Still facing charges are Dr. Mark Filippone, 71, of Wallington and the co-owners of Jiffy Scripts in Fair Lawn, Joseph Vangelas, 33, of Fort Lee. and Marlene Vangelas, 58, of River Vale.

Their scheme to fill bogus prescriptions for medically unnecessary pain creams for hundreds of now-former U.S. Postal Service employees caused losses of nearly $3.5 million, the government said.

It began after Joseph and Marlene Vangelas bought Filippone’s office for above fair market value, federal prosecutors said.

They then “permitted Filippone to continue to use the premises, for which he routinely failed to pay rent,” U.S. Attorney Craig Carpenito said.

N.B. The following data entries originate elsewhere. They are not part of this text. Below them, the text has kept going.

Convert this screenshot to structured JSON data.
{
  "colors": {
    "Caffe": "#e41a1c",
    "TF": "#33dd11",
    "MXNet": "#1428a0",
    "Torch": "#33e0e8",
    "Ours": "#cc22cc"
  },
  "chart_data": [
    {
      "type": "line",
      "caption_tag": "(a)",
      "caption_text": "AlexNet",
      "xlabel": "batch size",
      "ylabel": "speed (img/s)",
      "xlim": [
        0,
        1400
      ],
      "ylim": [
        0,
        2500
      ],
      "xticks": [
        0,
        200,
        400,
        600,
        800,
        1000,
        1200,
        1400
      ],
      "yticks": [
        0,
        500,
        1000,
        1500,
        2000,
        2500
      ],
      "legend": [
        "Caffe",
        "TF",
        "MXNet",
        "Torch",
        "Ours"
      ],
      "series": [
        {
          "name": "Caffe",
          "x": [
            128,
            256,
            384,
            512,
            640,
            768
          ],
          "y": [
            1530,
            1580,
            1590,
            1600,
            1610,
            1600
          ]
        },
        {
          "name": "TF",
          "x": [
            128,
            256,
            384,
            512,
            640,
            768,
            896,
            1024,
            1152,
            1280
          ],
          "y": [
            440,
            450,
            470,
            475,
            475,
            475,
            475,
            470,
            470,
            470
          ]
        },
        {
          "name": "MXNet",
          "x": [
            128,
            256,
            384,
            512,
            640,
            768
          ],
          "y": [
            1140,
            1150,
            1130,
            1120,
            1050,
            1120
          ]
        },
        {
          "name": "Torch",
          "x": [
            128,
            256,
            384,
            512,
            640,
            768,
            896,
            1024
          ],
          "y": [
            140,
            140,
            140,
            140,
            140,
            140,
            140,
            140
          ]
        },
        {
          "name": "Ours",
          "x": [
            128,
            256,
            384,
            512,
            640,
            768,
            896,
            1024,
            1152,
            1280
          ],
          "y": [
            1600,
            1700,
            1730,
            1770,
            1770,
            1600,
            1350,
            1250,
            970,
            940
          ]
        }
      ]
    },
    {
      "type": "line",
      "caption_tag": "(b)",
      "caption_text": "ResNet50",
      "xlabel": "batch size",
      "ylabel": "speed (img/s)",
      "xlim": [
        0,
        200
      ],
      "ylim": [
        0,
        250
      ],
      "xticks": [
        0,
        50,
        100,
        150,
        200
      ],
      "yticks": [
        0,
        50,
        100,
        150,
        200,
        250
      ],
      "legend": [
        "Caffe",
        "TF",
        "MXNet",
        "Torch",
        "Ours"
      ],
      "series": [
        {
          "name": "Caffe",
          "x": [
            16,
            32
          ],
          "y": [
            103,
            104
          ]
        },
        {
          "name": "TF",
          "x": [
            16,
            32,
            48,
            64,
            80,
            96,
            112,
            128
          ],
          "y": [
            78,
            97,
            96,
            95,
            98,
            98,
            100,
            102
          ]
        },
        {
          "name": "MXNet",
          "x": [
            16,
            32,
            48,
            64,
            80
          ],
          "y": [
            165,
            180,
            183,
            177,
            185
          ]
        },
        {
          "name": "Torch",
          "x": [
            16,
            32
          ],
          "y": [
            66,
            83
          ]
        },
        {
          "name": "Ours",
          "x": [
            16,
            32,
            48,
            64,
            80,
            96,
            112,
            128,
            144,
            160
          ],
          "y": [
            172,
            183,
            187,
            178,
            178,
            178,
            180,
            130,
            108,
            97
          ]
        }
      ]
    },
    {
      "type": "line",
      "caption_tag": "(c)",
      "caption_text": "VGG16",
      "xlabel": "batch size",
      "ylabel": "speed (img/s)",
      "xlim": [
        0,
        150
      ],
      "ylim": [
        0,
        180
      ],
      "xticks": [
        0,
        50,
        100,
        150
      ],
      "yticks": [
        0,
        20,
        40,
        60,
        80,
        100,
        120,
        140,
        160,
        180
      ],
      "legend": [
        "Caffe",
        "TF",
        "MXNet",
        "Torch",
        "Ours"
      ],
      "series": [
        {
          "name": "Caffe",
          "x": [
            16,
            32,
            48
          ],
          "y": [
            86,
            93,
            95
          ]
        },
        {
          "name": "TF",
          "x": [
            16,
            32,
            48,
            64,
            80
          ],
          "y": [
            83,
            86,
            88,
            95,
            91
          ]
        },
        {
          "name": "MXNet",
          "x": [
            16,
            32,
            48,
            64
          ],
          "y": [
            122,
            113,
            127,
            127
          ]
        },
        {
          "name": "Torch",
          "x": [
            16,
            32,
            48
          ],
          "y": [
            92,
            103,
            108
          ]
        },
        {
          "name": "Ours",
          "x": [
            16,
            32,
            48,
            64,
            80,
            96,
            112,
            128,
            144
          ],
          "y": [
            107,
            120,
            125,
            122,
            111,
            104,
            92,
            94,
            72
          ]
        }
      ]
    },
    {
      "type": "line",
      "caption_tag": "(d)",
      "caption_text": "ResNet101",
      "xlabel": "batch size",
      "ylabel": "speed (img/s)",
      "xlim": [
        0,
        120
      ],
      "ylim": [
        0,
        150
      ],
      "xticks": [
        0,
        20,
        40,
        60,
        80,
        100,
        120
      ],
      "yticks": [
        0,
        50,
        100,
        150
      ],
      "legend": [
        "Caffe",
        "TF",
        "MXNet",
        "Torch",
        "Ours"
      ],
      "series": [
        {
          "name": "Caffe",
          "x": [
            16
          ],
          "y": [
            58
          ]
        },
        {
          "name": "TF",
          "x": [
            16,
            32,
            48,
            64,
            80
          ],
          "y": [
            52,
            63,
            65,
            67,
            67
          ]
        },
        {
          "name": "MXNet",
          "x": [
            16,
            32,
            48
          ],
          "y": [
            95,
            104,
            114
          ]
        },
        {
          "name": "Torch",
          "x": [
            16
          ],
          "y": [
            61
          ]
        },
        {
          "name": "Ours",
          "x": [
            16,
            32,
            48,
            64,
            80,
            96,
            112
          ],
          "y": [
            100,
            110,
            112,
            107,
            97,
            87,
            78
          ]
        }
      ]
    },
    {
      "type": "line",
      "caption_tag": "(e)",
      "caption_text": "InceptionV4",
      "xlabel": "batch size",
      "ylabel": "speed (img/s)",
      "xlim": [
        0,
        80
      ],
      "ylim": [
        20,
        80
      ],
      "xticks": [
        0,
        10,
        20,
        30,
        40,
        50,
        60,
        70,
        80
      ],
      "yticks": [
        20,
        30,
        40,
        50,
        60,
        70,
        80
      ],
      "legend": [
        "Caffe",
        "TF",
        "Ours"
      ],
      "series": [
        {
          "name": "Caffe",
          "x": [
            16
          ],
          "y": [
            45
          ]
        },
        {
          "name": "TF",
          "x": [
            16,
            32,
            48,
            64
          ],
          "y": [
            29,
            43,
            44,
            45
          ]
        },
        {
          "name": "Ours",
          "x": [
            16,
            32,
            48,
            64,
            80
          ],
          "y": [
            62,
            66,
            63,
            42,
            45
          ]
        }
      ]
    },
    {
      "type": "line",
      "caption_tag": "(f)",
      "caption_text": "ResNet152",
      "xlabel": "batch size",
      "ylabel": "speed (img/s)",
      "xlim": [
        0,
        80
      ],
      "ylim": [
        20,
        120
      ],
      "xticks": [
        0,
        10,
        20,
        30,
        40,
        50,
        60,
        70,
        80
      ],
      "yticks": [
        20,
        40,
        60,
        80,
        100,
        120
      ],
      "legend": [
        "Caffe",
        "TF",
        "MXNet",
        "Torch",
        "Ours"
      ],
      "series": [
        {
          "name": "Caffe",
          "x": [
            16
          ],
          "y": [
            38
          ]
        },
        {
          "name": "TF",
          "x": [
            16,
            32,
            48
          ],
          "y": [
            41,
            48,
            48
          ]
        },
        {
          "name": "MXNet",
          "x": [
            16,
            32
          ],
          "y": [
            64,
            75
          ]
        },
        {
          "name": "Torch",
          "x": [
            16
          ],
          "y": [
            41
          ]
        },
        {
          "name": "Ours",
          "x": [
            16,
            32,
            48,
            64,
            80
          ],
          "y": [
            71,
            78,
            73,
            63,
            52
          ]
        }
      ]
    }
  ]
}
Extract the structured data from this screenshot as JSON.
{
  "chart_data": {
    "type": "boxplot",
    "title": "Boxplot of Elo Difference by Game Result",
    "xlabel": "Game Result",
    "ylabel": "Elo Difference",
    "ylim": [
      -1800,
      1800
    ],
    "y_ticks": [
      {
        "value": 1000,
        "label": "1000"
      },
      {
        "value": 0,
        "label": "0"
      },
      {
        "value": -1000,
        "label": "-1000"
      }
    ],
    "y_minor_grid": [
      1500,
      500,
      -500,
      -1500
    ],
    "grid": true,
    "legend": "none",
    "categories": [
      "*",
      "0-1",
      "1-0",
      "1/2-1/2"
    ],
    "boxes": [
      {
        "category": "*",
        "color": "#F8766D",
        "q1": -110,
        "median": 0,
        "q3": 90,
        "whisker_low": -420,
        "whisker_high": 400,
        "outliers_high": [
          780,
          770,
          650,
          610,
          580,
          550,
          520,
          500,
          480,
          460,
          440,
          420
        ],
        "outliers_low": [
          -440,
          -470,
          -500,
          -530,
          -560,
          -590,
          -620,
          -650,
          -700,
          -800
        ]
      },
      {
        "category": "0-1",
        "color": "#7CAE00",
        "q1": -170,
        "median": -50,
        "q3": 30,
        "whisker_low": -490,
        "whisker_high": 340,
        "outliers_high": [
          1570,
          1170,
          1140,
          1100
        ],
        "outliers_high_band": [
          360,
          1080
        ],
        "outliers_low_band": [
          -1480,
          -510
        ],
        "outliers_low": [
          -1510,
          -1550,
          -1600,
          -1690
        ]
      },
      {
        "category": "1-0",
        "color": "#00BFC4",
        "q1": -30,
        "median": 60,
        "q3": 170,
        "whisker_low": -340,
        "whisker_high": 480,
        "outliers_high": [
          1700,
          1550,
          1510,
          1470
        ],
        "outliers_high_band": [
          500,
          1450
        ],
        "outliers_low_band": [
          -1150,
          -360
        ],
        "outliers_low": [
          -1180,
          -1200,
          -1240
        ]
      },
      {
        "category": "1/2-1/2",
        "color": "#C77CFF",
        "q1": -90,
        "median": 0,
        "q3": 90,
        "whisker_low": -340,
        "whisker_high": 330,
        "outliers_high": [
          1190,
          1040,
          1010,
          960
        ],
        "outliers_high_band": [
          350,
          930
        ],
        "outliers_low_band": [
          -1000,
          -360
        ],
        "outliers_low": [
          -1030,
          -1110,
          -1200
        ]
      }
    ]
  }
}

The Vangelases conspired with Ohebshalom and Arco-Blaustein -- who was their pharmacist-in-charge -- to “leverage the property to force Filippone to continue to send prescriptions to their pharmacy,” the U.S. attorney said.

Filippone saw the workers, some of them coming from as far as Florida and Georgia, federal prosecutors said. Then he submitted bogus reports that allowed them to file phony disability claims for injuries they purportedly suffered on the job, they said.

Filippone also prescribed the “expensive but medically unnecessary, pain creams” Carpenito said.

He “continued to feed prescriptions to the pharmacy, so long as Miller and Vangelas permitted him to remain rent-free in the property,” the U.S. attorney said.

Meanwhile, the pharmacy owners and employees continued to “mine reimbursement rates within the federal workers’ compensation program for the ingredients of the pain creams in order to determine the most lucrative formulations,” Carpenito said.

They “then printed prescription labels for Filippone to use with his patients,” he said.

Filippone used the pre-printed labels and sent the prescriptions back to Arco-Blaustein, Miller, Vangelas, and Ohebshalom, the U.S. attorney said.

Arco-Blaustein last month pleaded guilty in federal court in Newark to a single count of conspiracy to commit healthcare fraud.

Ohebshalom pleaded guilty in the same courtroom on Tuesday to conspiring to violate the federal anti-kickback statute.

Both cold testify against the others or become leverage for federal prosecutors trying to secure additional plea deals from any or all of them.

U.S. District Judge Susan D. Wigenton scheduled Arco-Blaustein’s sentencing for April 22, although that could be extended depending on how the case progresses. She scheduled Ohebshalom for May 21.

Carpenito credited the FBI, the U.S. Postal Service, the U.S. Department of Labor, and special agents of IRS-Criminal Investigation with assembling the case.

Securing both plea deals was Assistant U.S. Attorney Joshua L. Haber of Carpenito’s Healthcare Fraud Unit in Newark.